During the holidays, with all the feasting and family, it’s easy to forget to actually rest. Holidays can be a triple-threat against entrepreneurs -- travel and socializing can wear you out, your mind is unable to disconnect from work, or you may even lose motivation to go back to work. On the other hand, intentional and mindful rest during the holiday season can be the most effective time you have. Here are five ways to relax and recharge even as you celebrate.
1. Start with solitude.
This is especially important for introverts. If you don’t prepare yourself mentally each morning for the socializing and stimulation, you’ll be running on empty for the holiday season.
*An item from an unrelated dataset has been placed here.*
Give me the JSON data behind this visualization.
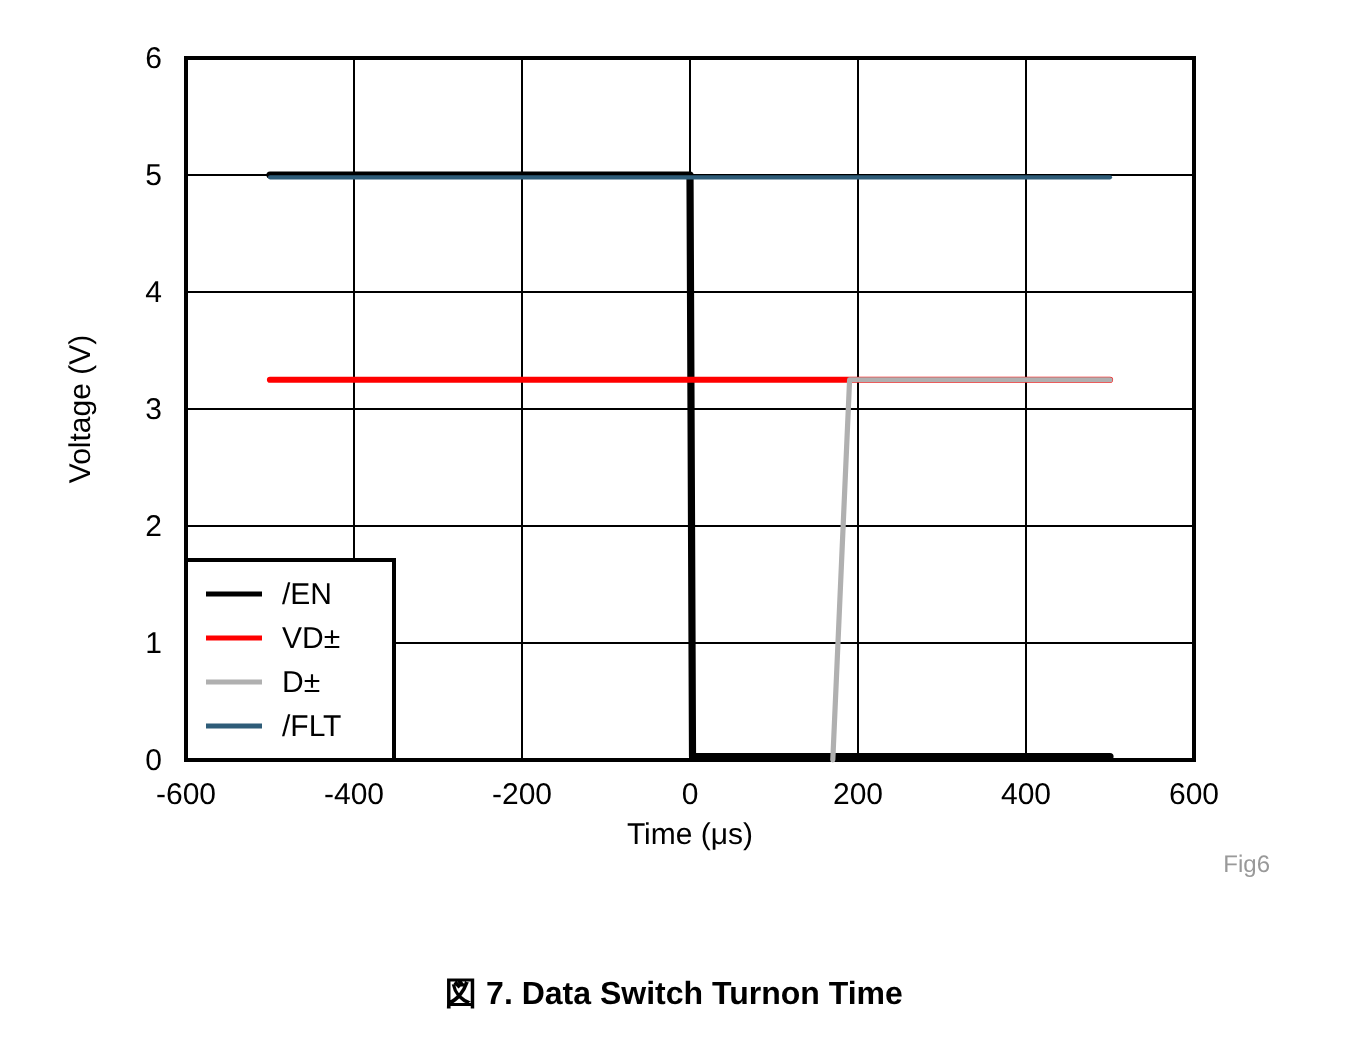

How you start your day will set the trajectory for the rest of the day. Adopt a morning ritual to clear your mind and mentally prepare yourself.
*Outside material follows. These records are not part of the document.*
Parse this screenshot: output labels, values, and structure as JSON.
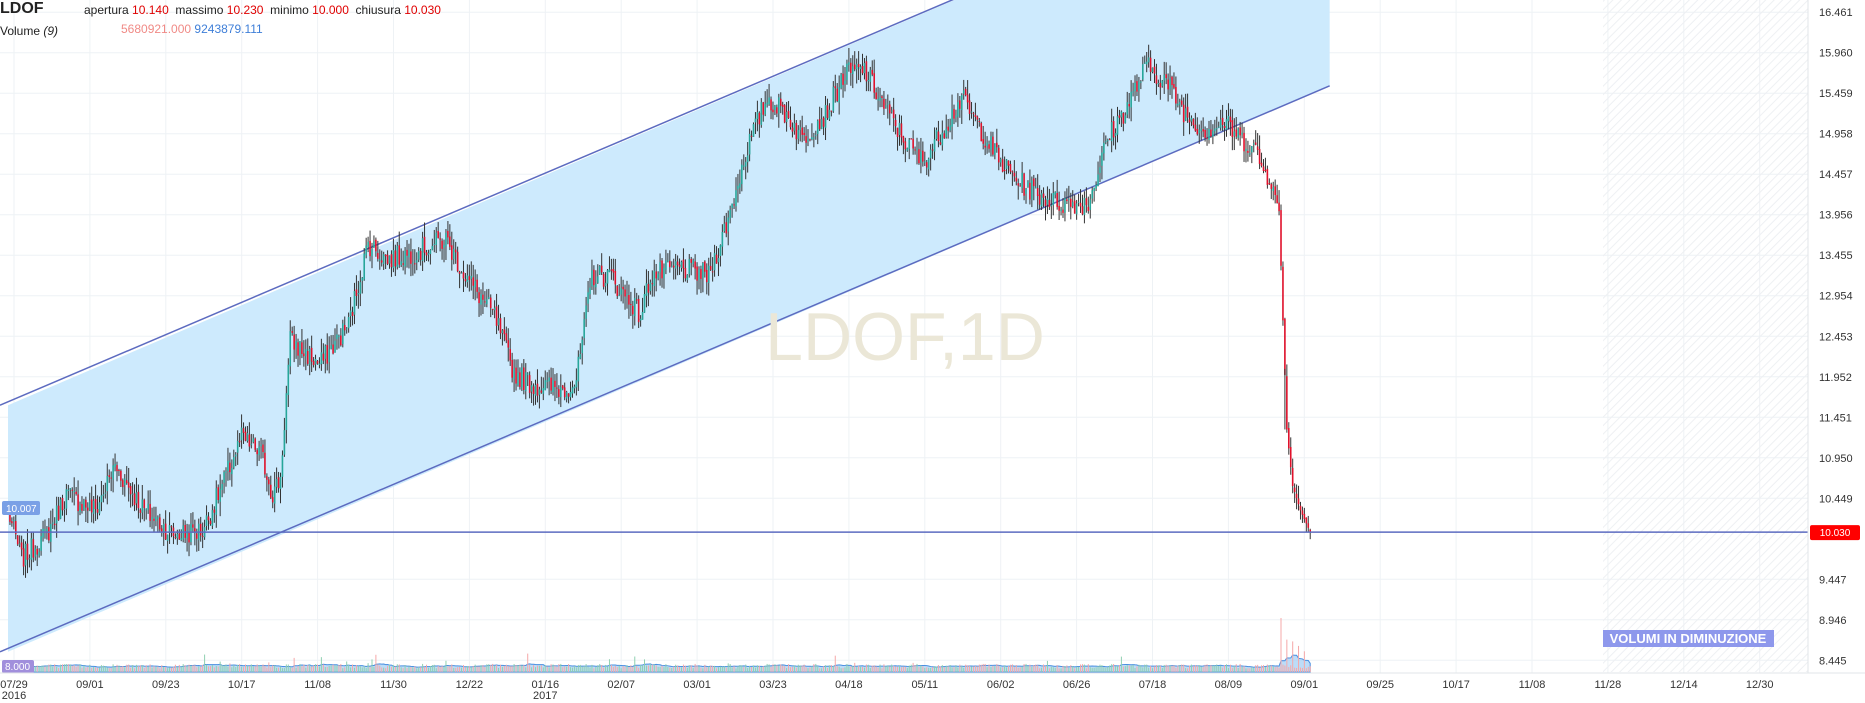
{
  "header": {
    "symbol": "LDOF",
    "labels": {
      "open": "apertura",
      "high": "massimo",
      "low": "minimo",
      "close": "chiusura"
    },
    "values": {
      "open": "10.140",
      "high": "10.230",
      "low": "10.000",
      "close": "10.030"
    },
    "volume_label": "Volume",
    "volume_period": "(9)",
    "volume_value": "5680921.000",
    "volume_ma_value": "9243879.111"
  },
  "watermark": "LDOF,1D",
  "colors": {
    "up": "#26a69a",
    "down": "#e0112b",
    "channel_fill": "#cdeafd",
    "line": "#5c6bc0",
    "volume_area": "#9fcdf5",
    "grid": "#eef2f5",
    "last_price_bg": "#ff0000"
  },
  "chart_data": {
    "type": "candlestick",
    "y_axis": {
      "ticks": [
        "16.461",
        "15.960",
        "15.459",
        "14.958",
        "14.457",
        "13.956",
        "13.455",
        "12.954",
        "12.453",
        "11.952",
        "11.451",
        "10.950",
        "10.449",
        "9.447",
        "8.946",
        "8.445"
      ],
      "range": [
        8.37,
        16.52
      ]
    },
    "x_axis": {
      "ticks": [
        "07/29",
        "09/01",
        "09/23",
        "10/17",
        "11/08",
        "11/30",
        "12/22",
        "01/16",
        "02/07",
        "03/01",
        "03/23",
        "04/18",
        "05/11",
        "06/02",
        "06/26",
        "07/18",
        "08/09",
        "09/01",
        "09/25",
        "10/17",
        "11/08",
        "11/28",
        "12/14",
        "12/30"
      ],
      "year_labels": [
        {
          "at": "07/29",
          "year": "2016"
        },
        {
          "at": "01/16",
          "year": "2017"
        }
      ]
    },
    "price_path": [
      [
        0,
        10.3
      ],
      [
        7,
        9.7
      ],
      [
        20,
        10.0
      ],
      [
        30,
        10.5
      ],
      [
        45,
        10.3
      ],
      [
        55,
        10.85
      ],
      [
        70,
        10.3
      ],
      [
        85,
        10.0
      ],
      [
        100,
        10.05
      ],
      [
        110,
        10.6
      ],
      [
        120,
        11.2
      ],
      [
        130,
        11.0
      ],
      [
        136,
        10.5
      ],
      [
        140,
        10.7
      ],
      [
        145,
        12.4
      ],
      [
        160,
        12.1
      ],
      [
        175,
        12.6
      ],
      [
        185,
        13.6
      ],
      [
        195,
        13.4
      ],
      [
        210,
        13.5
      ],
      [
        225,
        13.65
      ],
      [
        235,
        13.2
      ],
      [
        250,
        12.7
      ],
      [
        260,
        12.0
      ],
      [
        270,
        11.85
      ],
      [
        285,
        11.8
      ],
      [
        292,
        11.9
      ],
      [
        300,
        13.2
      ],
      [
        310,
        13.2
      ],
      [
        315,
        13.0
      ],
      [
        320,
        12.9
      ],
      [
        325,
        12.7
      ],
      [
        330,
        13.2
      ],
      [
        345,
        13.3
      ],
      [
        360,
        13.2
      ],
      [
        370,
        13.9
      ],
      [
        380,
        14.8
      ],
      [
        390,
        15.4
      ],
      [
        400,
        15.2
      ],
      [
        408,
        14.9
      ],
      [
        420,
        15.2
      ],
      [
        430,
        15.7
      ],
      [
        440,
        15.75
      ],
      [
        450,
        15.3
      ],
      [
        460,
        14.9
      ],
      [
        470,
        14.6
      ],
      [
        480,
        15.0
      ],
      [
        490,
        15.4
      ],
      [
        500,
        15.0
      ],
      [
        510,
        14.6
      ],
      [
        520,
        14.35
      ],
      [
        530,
        14.2
      ],
      [
        540,
        14.1
      ],
      [
        548,
        14.1
      ],
      [
        555,
        14.1
      ],
      [
        565,
        14.9
      ],
      [
        575,
        15.3
      ],
      [
        585,
        15.8
      ],
      [
        595,
        15.6
      ],
      [
        605,
        15.2
      ],
      [
        615,
        15.0
      ],
      [
        625,
        15.1
      ],
      [
        633,
        14.9
      ],
      [
        640,
        14.8
      ],
      [
        645,
        14.5
      ],
      [
        649,
        14.4
      ],
      [
        653,
        14.0
      ],
      [
        657,
        11.3
      ],
      [
        660,
        10.6
      ],
      [
        664,
        10.3
      ],
      [
        669,
        10.03
      ]
    ],
    "volume_highlights": [
      [
        654,
        6.0
      ],
      [
        657,
        3.6
      ],
      [
        660,
        3.4
      ],
      [
        663,
        2.9
      ],
      [
        666,
        2.3
      ]
    ],
    "channel": {
      "lower_line": {
        "start": [
          0,
          8.55
        ],
        "end": [
          679,
          15.55
        ]
      },
      "width": 3.05,
      "visible_until_index": 679
    },
    "horizontal_line": 10.03,
    "ma_label": "10.007",
    "volume_axis_label": "8.000",
    "last_price_label": "10.030",
    "annotation": "VOLUMI IN DIMINUZIONE",
    "total_bars": 669
  }
}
2. Breathe, reframe, redirect.
Interacting with family and friends you haven’t seen in a while can be a recipe for disaster. Make the decision to be responsive rather than reactive. People get angry and offended when comments or opinions become overly internalized. But it’s not always about you. A simple technique is to externalize frustrations -- take a breath, then reframe anything negative as an issue that has to do with the other person rather than you. This isn’t license to shift blame when you’re at fault, but it’s good to remember that you’re not always the problem.
3. Intentional gratitude.
Make the holidays a time to strengthen relationships. Giving someone a hug and telling them why you’re grateful for them causes your brain to release the "love" hormone, oxytocin. It's also a good time to reconnect with old friends and mentors. Take some time to send appreciative emails and handwritten cards.
4. Get outside.
If weather permits, getting outdoors in nature has many health benefits, including lowering your stress levels and blood pressure. It can even help you become more creative. After all the eating, get some fresh air and go for a walk rather than lounge on the couch.
5. End with reflecting.
Another brain chemical, serotonin, is released whenever you reflect on meaningful events and achievements from the past. Take time at the end of the day to think through people and personal accomplishments that you’re grateful for. Revisit the "why" behind your work -- the people who inspire and motivate you to achieve your goals. Visualizing these events will fuel and energize you to get back to work after the holiday season.